Tentu kita sebagai orang Indonesia tidak asing lagi dengan yang namanya pantun. Bahkan, sejak di sekolah dasar kita sudah diajari untuk mengenal dan belajar membuat pantun. Namun, sejauh apa kita mengetahui sejarah pantun itu sendiri?
Terutama bagi para guru, mengetahui sejarah pantun akan membuat siswa-siswi menjadi lebih mudah memahami dan menyukai salah satu sastra lisan ini. Berikut ini merupakan sejarah pantun, baik dari segi penamaan, segi pembukuan menurut para ahli sejarah. Semoga bermanfaat.
Sejarah Pantun
Pantun ialah senandung atau puisi rakyat yang diberi nada. Dalam kesusastraan, pantun pertama kali muncul dalam Sejarah Melayu dan hikayat-hikayat popular yang sezaman dengan itu.
Kata pantun sendiri mempunyai asal-usul yang cukup panjang dengan persamaan dari bahasa Jawa yaitu kata parik yang berarti pari, artinya paribasa atau peribahasa dalam bahasa Melayu. Arti ini juga berdekatan dengan umpama dan seloka yang berasal dari India.
Pantun merupakan sastra lisan yang pertama kali dibukukan oleh Haji Ibrahim Datuk Kaya Muda Riau, seorang sastrawan yang hidup sezaman dengan Raja Ali Haji.
Antologi pantun yang pertama itu berjudul Perhimpunan Pantun-Pantun Melayu. Genre pantun merupakan genre yang paling bertahan lama. Pantun merupakan salah satu jenis puisi lama yang sangat luas dikenal dalam bahasa-bahasa Nusantara. Pantun berasal dari kata patun dalam bahasa Minang Kabau yang berarti "petuntun".
Dalam bahasa Jawa, misalnya, dikenal sebagai parikan, dalam bahasa sunda dikenal sebagai PAPARIKAN dan dalam bahasa Batak dikenal sebagai umpasa (baca: uppasa).

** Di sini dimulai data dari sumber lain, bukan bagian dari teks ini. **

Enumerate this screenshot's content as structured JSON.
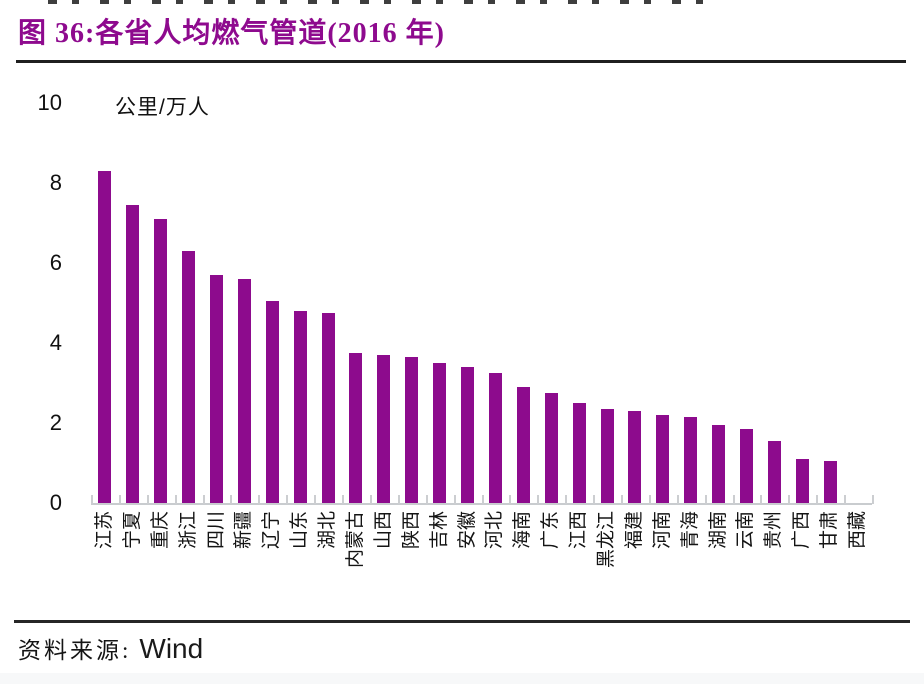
{
  "figure": {
    "title": "图 36:各省人均燃气管道(2016 年)",
    "source_label": "资料来源:",
    "source_value": "Wind"
  },
  "chart_data": {
    "type": "bar",
    "title": "各省人均燃气管道(2016 年)",
    "unit_label": "公里/万人",
    "categories": [
      "江苏",
      "宁夏",
      "重庆",
      "浙江",
      "四川",
      "新疆",
      "辽宁",
      "山东",
      "湖北",
      "内蒙古",
      "山西",
      "陕西",
      "吉林",
      "安徽",
      "河北",
      "海南",
      "广东",
      "江西",
      "黑龙江",
      "福建",
      "河南",
      "青海",
      "湖南",
      "云南",
      "贵州",
      "广西",
      "甘肃",
      "西藏"
    ],
    "values": [
      8.3,
      7.45,
      7.1,
      6.3,
      5.7,
      5.6,
      5.05,
      4.8,
      4.75,
      3.75,
      3.7,
      3.65,
      3.5,
      3.4,
      3.25,
      2.9,
      2.75,
      2.5,
      2.35,
      2.3,
      2.2,
      2.15,
      1.95,
      1.85,
      1.55,
      1.1,
      1.05,
      0
    ],
    "xlabel": "",
    "ylabel": "公里/万人",
    "ylim": [
      0,
      10
    ],
    "yticks": [
      0,
      2,
      4,
      6,
      8,
      10
    ],
    "grid": false,
    "legend_position": "none",
    "x_label_rotation_deg": 90,
    "bar_color": "#8d0b8d",
    "title_color": "#8e0a8e",
    "axis_color": "#c9cccf"
  }
}
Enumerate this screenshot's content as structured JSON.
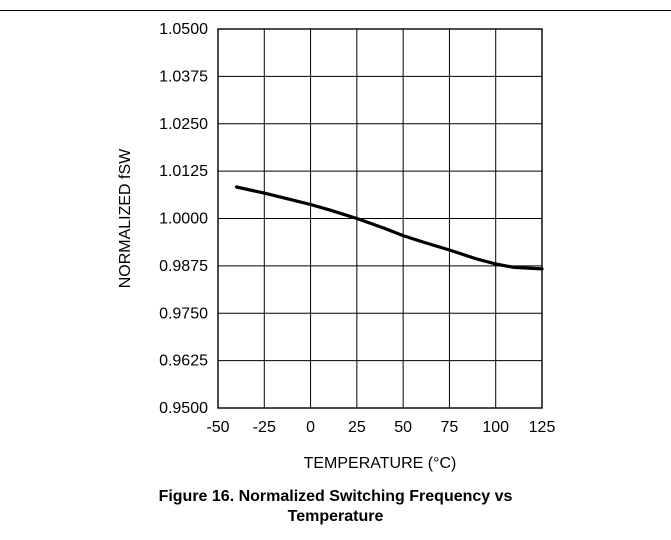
{
  "chart_data": {
    "type": "line",
    "xlabel": "TEMPERATURE (°C)",
    "ylabel": "NORMALIZED fSW",
    "xlim": [
      -50,
      125
    ],
    "ylim": [
      0.95,
      1.05
    ],
    "x_ticks": [
      "-50",
      "-25",
      "0",
      "25",
      "50",
      "75",
      "100",
      "125"
    ],
    "y_ticks": [
      "0.9500",
      "0.9625",
      "0.9750",
      "0.9875",
      "1.0000",
      "1.0125",
      "1.0250",
      "1.0375",
      "1.0500"
    ],
    "grid": true,
    "series": [
      {
        "x": [
          -40,
          -25,
          -10,
          0,
          10,
          25,
          40,
          50,
          60,
          75,
          90,
          100,
          110,
          125
        ],
        "y": [
          1.0083,
          1.0067,
          1.0049,
          1.0037,
          1.0023,
          1.0,
          0.9974,
          0.9955,
          0.9939,
          0.9917,
          0.9893,
          0.988,
          0.9871,
          0.9867
        ]
      }
    ],
    "style": {
      "line_color": "#000000",
      "grid_color": "#000000"
    }
  },
  "caption": {
    "line1": "Figure 16. Normalized Switching Frequency vs",
    "line2": "Temperature"
  }
}
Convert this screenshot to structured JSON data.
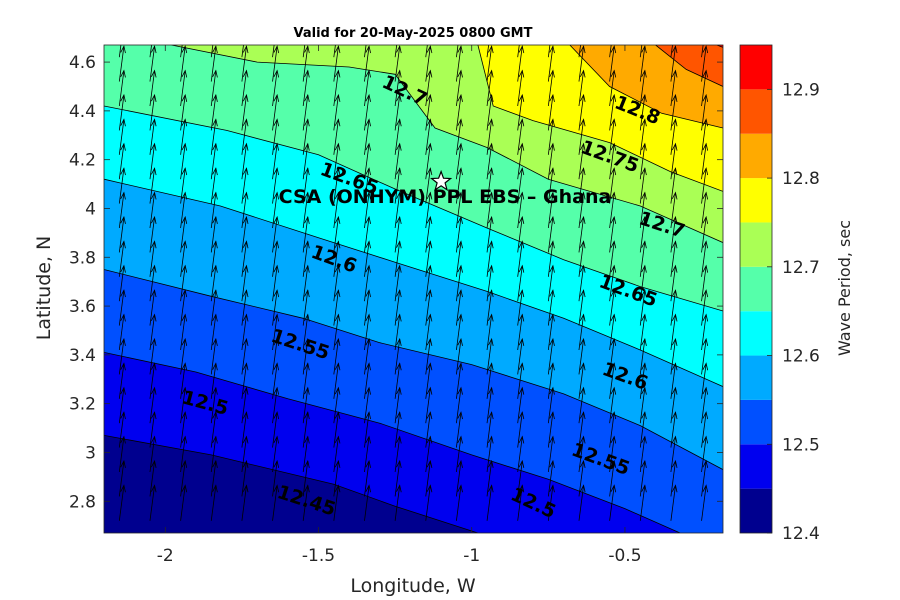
{
  "chart_data": {
    "type": "contour",
    "title": "Valid for 20-May-2025 0800 GMT",
    "xlabel": "Longitude, W",
    "ylabel": "Latitude, N",
    "xlim": [
      -2.2,
      -0.18
    ],
    "ylim": [
      2.67,
      4.67
    ],
    "x_ticks": [
      -2,
      -1.5,
      -1,
      -0.5
    ],
    "x_tick_labels": [
      "-2",
      "-1.5",
      "-1",
      "-0.5"
    ],
    "y_ticks": [
      2.8,
      3,
      3.2,
      3.4,
      3.6,
      3.8,
      4,
      4.2,
      4.4,
      4.6
    ],
    "y_tick_labels": [
      "2.8",
      "3",
      "3.2",
      "3.4",
      "3.6",
      "3.8",
      "4",
      "4.2",
      "4.4",
      "4.6"
    ],
    "colorbar": {
      "label": "Wave Period, sec",
      "range": [
        12.4,
        12.95
      ],
      "tick_values": [
        12.4,
        12.5,
        12.6,
        12.7,
        12.8,
        12.9
      ],
      "tick_labels": [
        "12.4",
        "12.5",
        "12.6",
        "12.7",
        "12.8",
        "12.9"
      ],
      "levels": [
        12.4,
        12.45,
        12.5,
        12.55,
        12.6,
        12.65,
        12.7,
        12.75,
        12.8,
        12.85,
        12.9,
        12.95
      ],
      "colors": [
        "#00008f",
        "#0000ef",
        "#0050ff",
        "#00aaff",
        "#00ffff",
        "#55ffaa",
        "#aaff55",
        "#ffff00",
        "#ffaa00",
        "#ff5500",
        "#ff0000"
      ]
    },
    "contours": [
      {
        "level": 12.45,
        "label": "12.45",
        "points": [
          [
            -2.2,
            3.07
          ],
          [
            -1.85,
            2.99
          ],
          [
            -1.45,
            2.87
          ],
          [
            -1.25,
            2.78
          ],
          [
            -0.98,
            2.67
          ]
        ]
      },
      {
        "level": 12.5,
        "label": "12.5",
        "points": [
          [
            -2.2,
            3.41
          ],
          [
            -1.9,
            3.33
          ],
          [
            -1.6,
            3.22
          ],
          [
            -1.3,
            3.12
          ],
          [
            -1.0,
            2.99
          ],
          [
            -0.75,
            2.89
          ],
          [
            -0.5,
            2.77
          ],
          [
            -0.32,
            2.67
          ]
        ]
      },
      {
        "level": 12.55,
        "label": "12.55",
        "points": [
          [
            -2.2,
            3.75
          ],
          [
            -1.85,
            3.64
          ],
          [
            -1.55,
            3.55
          ],
          [
            -1.3,
            3.45
          ],
          [
            -1.0,
            3.36
          ],
          [
            -0.7,
            3.24
          ],
          [
            -0.45,
            3.11
          ],
          [
            -0.18,
            2.93
          ]
        ]
      },
      {
        "level": 12.6,
        "label": "12.6",
        "points": [
          [
            -2.2,
            4.12
          ],
          [
            -1.82,
            4.01
          ],
          [
            -1.5,
            3.88
          ],
          [
            -1.25,
            3.78
          ],
          [
            -0.95,
            3.66
          ],
          [
            -0.7,
            3.55
          ],
          [
            -0.45,
            3.42
          ],
          [
            -0.18,
            3.27
          ]
        ]
      },
      {
        "level": 12.65,
        "label": "12.65",
        "points": [
          [
            -2.2,
            4.42
          ],
          [
            -1.8,
            4.32
          ],
          [
            -1.5,
            4.22
          ],
          [
            -1.25,
            4.08
          ],
          [
            -0.95,
            3.92
          ],
          [
            -0.7,
            3.79
          ],
          [
            -0.45,
            3.68
          ],
          [
            -0.18,
            3.58
          ]
        ]
      },
      {
        "level": 12.7,
        "label": "12.7",
        "points": [
          [
            -1.98,
            4.67
          ],
          [
            -1.7,
            4.6
          ],
          [
            -1.4,
            4.58
          ],
          [
            -1.25,
            4.55
          ],
          [
            -1.12,
            4.33
          ],
          [
            -0.95,
            4.25
          ],
          [
            -0.75,
            4.12
          ],
          [
            -0.45,
            4.01
          ],
          [
            -0.18,
            3.86
          ]
        ]
      },
      {
        "level": 12.75,
        "label": "12.75",
        "points": [
          [
            -0.98,
            4.67
          ],
          [
            -0.93,
            4.42
          ],
          [
            -0.8,
            4.36
          ],
          [
            -0.55,
            4.27
          ],
          [
            -0.35,
            4.15
          ],
          [
            -0.18,
            4.07
          ]
        ]
      },
      {
        "level": 12.8,
        "label": "12.8",
        "points": [
          [
            -0.68,
            4.67
          ],
          [
            -0.55,
            4.5
          ],
          [
            -0.38,
            4.39
          ],
          [
            -0.18,
            4.33
          ]
        ]
      },
      {
        "level": 12.85,
        "label": "",
        "points": [
          [
            -0.4,
            4.67
          ],
          [
            -0.3,
            4.57
          ],
          [
            -0.18,
            4.5
          ]
        ]
      },
      {
        "level": 12.9,
        "label": "",
        "points": [
          [
            -0.2,
            4.67
          ],
          [
            -0.18,
            4.66
          ]
        ]
      }
    ],
    "contour_labels": [
      {
        "text": "12.7",
        "x": -1.22,
        "y": 4.48,
        "angle": 25
      },
      {
        "text": "12.65",
        "x": -1.4,
        "y": 4.12,
        "angle": 20
      },
      {
        "text": "12.8",
        "x": -0.46,
        "y": 4.4,
        "angle": 22
      },
      {
        "text": "12.75",
        "x": -0.55,
        "y": 4.21,
        "angle": 20
      },
      {
        "text": "12.7",
        "x": -0.38,
        "y": 3.93,
        "angle": 18
      },
      {
        "text": "12.6",
        "x": -1.45,
        "y": 3.79,
        "angle": 20
      },
      {
        "text": "12.65",
        "x": -0.49,
        "y": 3.66,
        "angle": 20
      },
      {
        "text": "12.55",
        "x": -1.56,
        "y": 3.44,
        "angle": 18
      },
      {
        "text": "12.6",
        "x": -0.5,
        "y": 3.31,
        "angle": 20
      },
      {
        "text": "12.5",
        "x": -1.87,
        "y": 3.2,
        "angle": 15
      },
      {
        "text": "12.55",
        "x": -0.58,
        "y": 2.97,
        "angle": 20
      },
      {
        "text": "12.45",
        "x": -1.54,
        "y": 2.8,
        "angle": 18
      },
      {
        "text": "12.5",
        "x": -0.8,
        "y": 2.79,
        "angle": 25
      }
    ],
    "annotation": {
      "text": "CSA (ONHYM) PPL EBS  – Ghana",
      "marker": "star-icon",
      "x": -1.1,
      "y": 4.11
    },
    "vector_field": {
      "description_level": "uniform",
      "dx": 0.015,
      "dy": 0.145,
      "x_start": -2.15,
      "x_step": 0.1,
      "y_start": 2.72,
      "y_step": 0.1
    }
  }
}
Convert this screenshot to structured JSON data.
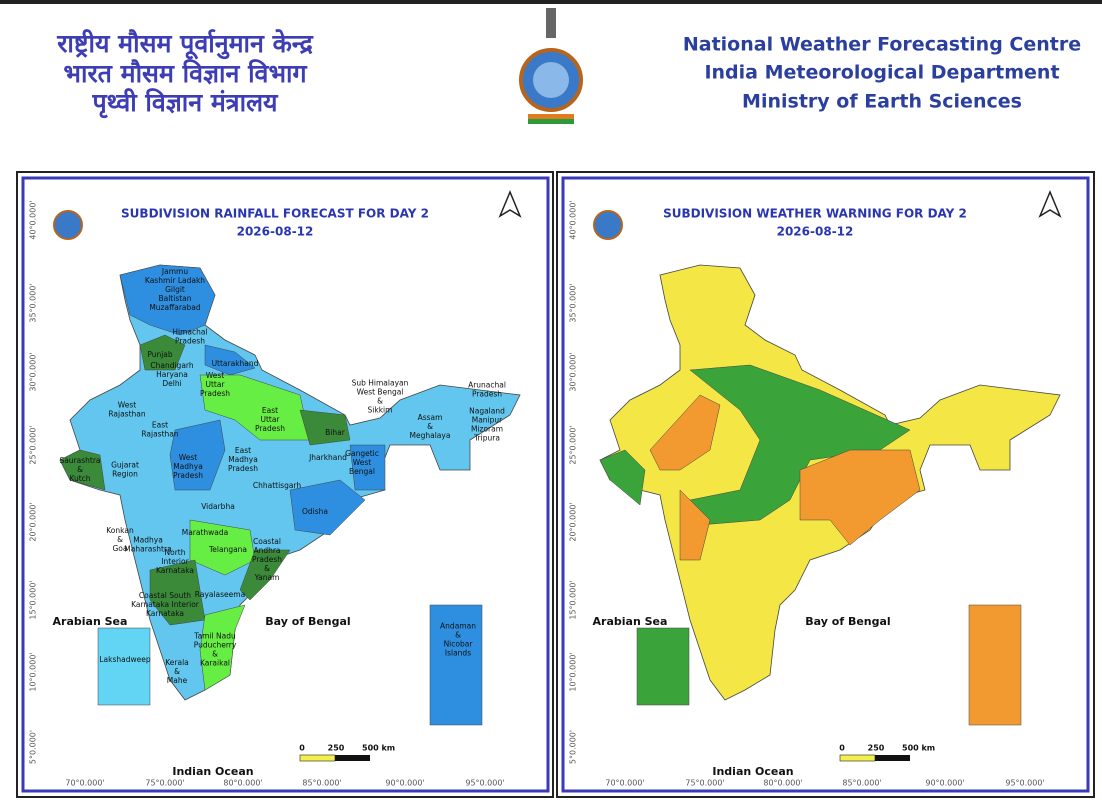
{
  "header": {
    "hindi": [
      "राष्ट्रीय मौसम पूर्वानुमान केन्द्र",
      "भारत मौसम विज्ञान विभाग",
      "पृथ्वी विज्ञान मंत्रालय"
    ],
    "english": [
      "National Weather Forecasting Centre",
      "India Meteorological Department",
      "Ministry of Earth Sciences"
    ]
  },
  "panels": [
    {
      "title": "SUBDIVISION RAINFALL FORECAST FOR DAY 2",
      "date": "2026-08-12",
      "latitudes": [
        "40°0.000'",
        "35°0.000'",
        "30°0.000'",
        "25°0.000'",
        "20°0.000'",
        "15°0.000'",
        "10°0.000'",
        "5°0.000'"
      ],
      "longitudes": [
        "70°0.000'",
        "75°0.000'",
        "80°0.000'",
        "85°0.000'",
        "90°0.000'",
        "95°0.000'"
      ],
      "seas": [
        "Arabian Sea",
        "Bay of Bengal",
        "Indian Ocean"
      ],
      "scale": [
        "0",
        "250",
        "500 km"
      ],
      "regions": [
        [
          "Jammu",
          "Kashmir Ladakh",
          "Gilgit",
          "Baltistan",
          "Muzaffarabad"
        ],
        [
          "Himachal",
          "Pradesh"
        ],
        [
          "Punjab"
        ],
        [
          "Uttarakhand"
        ],
        [
          "Chandigarh",
          "Haryana",
          "Delhi"
        ],
        [
          "West",
          "Uttar",
          "Pradesh"
        ],
        [
          "West",
          "Rajasthan"
        ],
        [
          "East",
          "Uttar",
          "Pradesh"
        ],
        [
          "Bihar"
        ],
        [
          "East",
          "Rajasthan"
        ],
        [
          "Sub Himalayan",
          "West Bengal",
          "&",
          "Sikkim"
        ],
        [
          "Arunachal",
          "Pradesh"
        ],
        [
          "Assam",
          "&",
          "Meghalaya"
        ],
        [
          "Nagaland",
          "Manipur",
          "Mizoram",
          "Tripura"
        ],
        [
          "West",
          "Madhya",
          "Pradesh"
        ],
        [
          "East",
          "Madhya",
          "Pradesh"
        ],
        [
          "Jharkhand"
        ],
        [
          "Gangetic",
          "West",
          "Bengal"
        ],
        [
          "Saurashtra",
          "&",
          "Kutch"
        ],
        [
          "Gujarat",
          "Region"
        ],
        [
          "Chhattisgarh"
        ],
        [
          "Odisha"
        ],
        [
          "Vidarbha"
        ],
        [
          "Marathwada"
        ],
        [
          "Konkan",
          "&",
          "Goa"
        ],
        [
          "Madhya",
          "Maharashtra"
        ],
        [
          "Telangana"
        ],
        [
          "North",
          "Interior",
          "Karnataka"
        ],
        [
          "Coastal",
          "Andhra",
          "Pradesh",
          "&",
          "Yanam"
        ],
        [
          "Rayalaseema"
        ],
        [
          "Coastal South",
          "Karnataka Interior",
          "Karnataka"
        ],
        [
          "Lakshadweep"
        ],
        [
          "Tamil Nadu",
          "Puducherry",
          "&",
          "Karaikal"
        ],
        [
          "Kerala",
          "&",
          "Mahe"
        ],
        [
          "Andaman",
          "&",
          "Nicobar",
          "Islands"
        ]
      ]
    },
    {
      "title": "SUBDIVISION WEATHER WARNING FOR DAY 2",
      "date": "2026-08-12",
      "latitudes": [
        "40°0.000'",
        "35°0.000'",
        "30°0.000'",
        "25°0.000'",
        "20°0.000'",
        "15°0.000'",
        "10°0.000'",
        "5°0.000'"
      ],
      "longitudes": [
        "70°0.000'",
        "75°0.000'",
        "80°0.000'",
        "85°0.000'",
        "90°0.000'",
        "95°0.000'"
      ],
      "seas": [
        "Arabian Sea",
        "Bay of Bengal",
        "Indian Ocean"
      ],
      "scale": [
        "0",
        "250",
        "500 km"
      ]
    }
  ]
}
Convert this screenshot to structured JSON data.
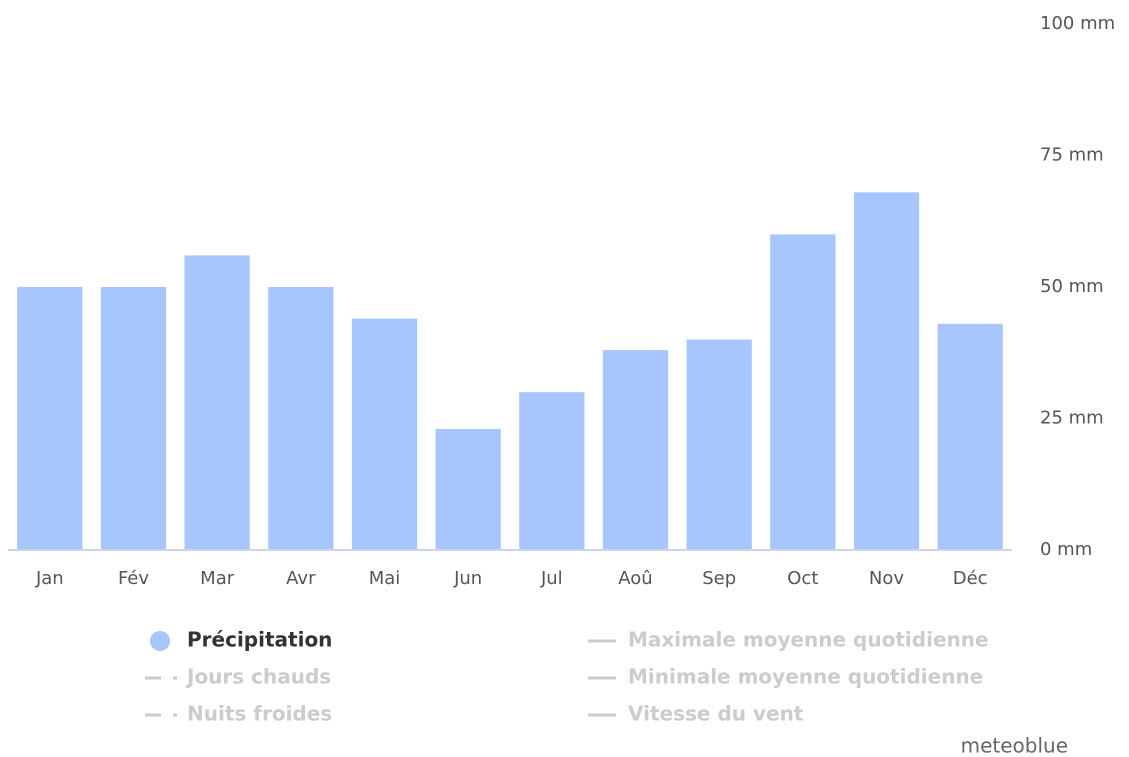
{
  "chart_data": {
    "type": "bar",
    "categories": [
      "Jan",
      "Fév",
      "Mar",
      "Avr",
      "Mai",
      "Jun",
      "Jul",
      "Aoû",
      "Sep",
      "Oct",
      "Nov",
      "Déc"
    ],
    "series": [
      {
        "name": "Précipitation",
        "color": "#a7c6fb",
        "values": [
          50,
          50,
          56,
          50,
          44,
          23,
          30,
          38,
          40,
          60,
          68,
          43
        ]
      }
    ],
    "ylim": [
      0,
      100
    ],
    "yticks": [
      {
        "value": 0,
        "label": "0 mm"
      },
      {
        "value": 25,
        "label": "25 mm"
      },
      {
        "value": 50,
        "label": "50 mm"
      },
      {
        "value": 75,
        "label": "75 mm"
      },
      {
        "value": 100,
        "label": "100 mm"
      }
    ],
    "y_axis_side": "right",
    "legend_items": [
      {
        "name": "Jours chauds",
        "symbol": "dash-dot",
        "active": false
      },
      {
        "name": "Nuits froides",
        "symbol": "dash-dot",
        "active": false
      },
      {
        "name": "Maximale moyenne quotidienne",
        "symbol": "line",
        "active": false
      },
      {
        "name": "Minimale moyenne quotidienne",
        "symbol": "line",
        "active": false
      },
      {
        "name": "Vitesse du vent",
        "symbol": "line",
        "active": false
      }
    ],
    "credit": "meteoblue"
  }
}
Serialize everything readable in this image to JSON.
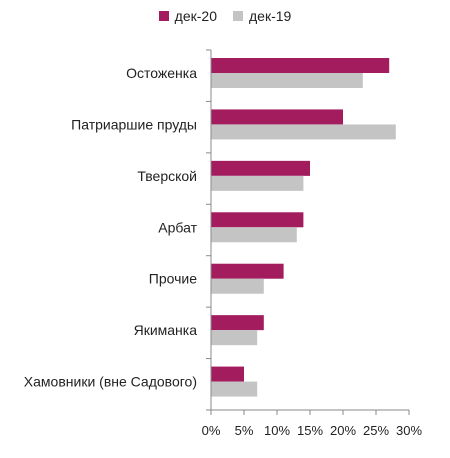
{
  "chart_data": {
    "type": "bar",
    "orientation": "horizontal",
    "categories": [
      "Остоженка",
      "Патриаршие пруды",
      "Тверской",
      "Арбат",
      "Прочие",
      "Якиманка",
      "Хамовники (вне Садового)"
    ],
    "series": [
      {
        "name": "дек-20",
        "color": "#A21C5E",
        "values": [
          27,
          20,
          15,
          14,
          11,
          8,
          5
        ]
      },
      {
        "name": "дек-19",
        "color": "#C4C4C4",
        "values": [
          23,
          28,
          14,
          13,
          8,
          7,
          7
        ]
      }
    ],
    "xlim": [
      0,
      30
    ],
    "x_ticks": [
      "0%",
      "5%",
      "10%",
      "15%",
      "20%",
      "25%",
      "30%"
    ],
    "grid": false,
    "legend": "top-center"
  }
}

Lazimnya, pantun terdiri atas empat larik (atau empat baris bila dituliskan), setiap baris terdiri dari 8-12 suku kata, bersajak akhir dengan pola a-b a-b dan a-a-a-a (tidak boleh a-a-b-b, atau a-b-b-a). Pantun pada mulanya merupakan sastra lisan namun sekarang dijumpai juga pantun yang tertulis. Semua bentuk pantun terdiri atas dua bagian: SAMPIRAN dan ISI. Sampiran adalah dua baris pertama, kerap kali berkaitan dengan alam (mencirikan budaya agraris masyarakat pendukungnya), dan biasanya tak punya hubungan dengan bagian kedua yang menyampaikan maksud selain untuk mengantarkan rima/sajak.
Pada mulanya pantun merupakan senandung atau puisi rakyat yang dinyanyikan (Fang, 1993 : 195). Pantun pertama kali muncul dalam Sejarah Melayu dan hikayat-hikayat popular yang sezaman dan disisipkan dalam syair-syair seperti Syair Ken Tambuhan. Pantun dianggap sebagai bentuk karma dari kata Jawa Parik yang berarti pari, artinya paribahasa atau peribahasa dalam bahasa Melayu. Arti ini juga berdekatan dengan umpama atau seloka yang berasal dari India.
Dr. R. Brandstetter mengatakan bahwa kata pantun berasal dari akar kata tun, yang terdapat dalam berbagai bahasa Nusantara, misalnya dalam bahasa Pampanga, tuntun yang berarti teratur, dalam bahasa Tagalog ada tonton yang berarti bercakap menurut aturan tertentu, dalam bahasa Jawa kuno, tuntun yang berarti benang atau atuntun yang berarti teratur dan matuntun yang berarti memimpin, dalam bahasa Toba pula ada kata pantun yang berarti kesopanan, kehormatan.
Pada akhirnya, pantun merupakan budaya orang-orang Melayu yang patut dilestarikan sampai sekarang. Karena selain indah dan enak didengar, sastra lisan ini juga bisa dipakai pada acara-acara resmi hingga bercandaan anak-anak.
Pada akhirnya, pantun merupakan budaya orang-orang Melayu yang patut dilestarikan sampai sekarang. Karena selain indah dan enak didengar, sastra lisan ini juga bisa dipakai pada acara-acara resmi hingga bercandaan anak-anak.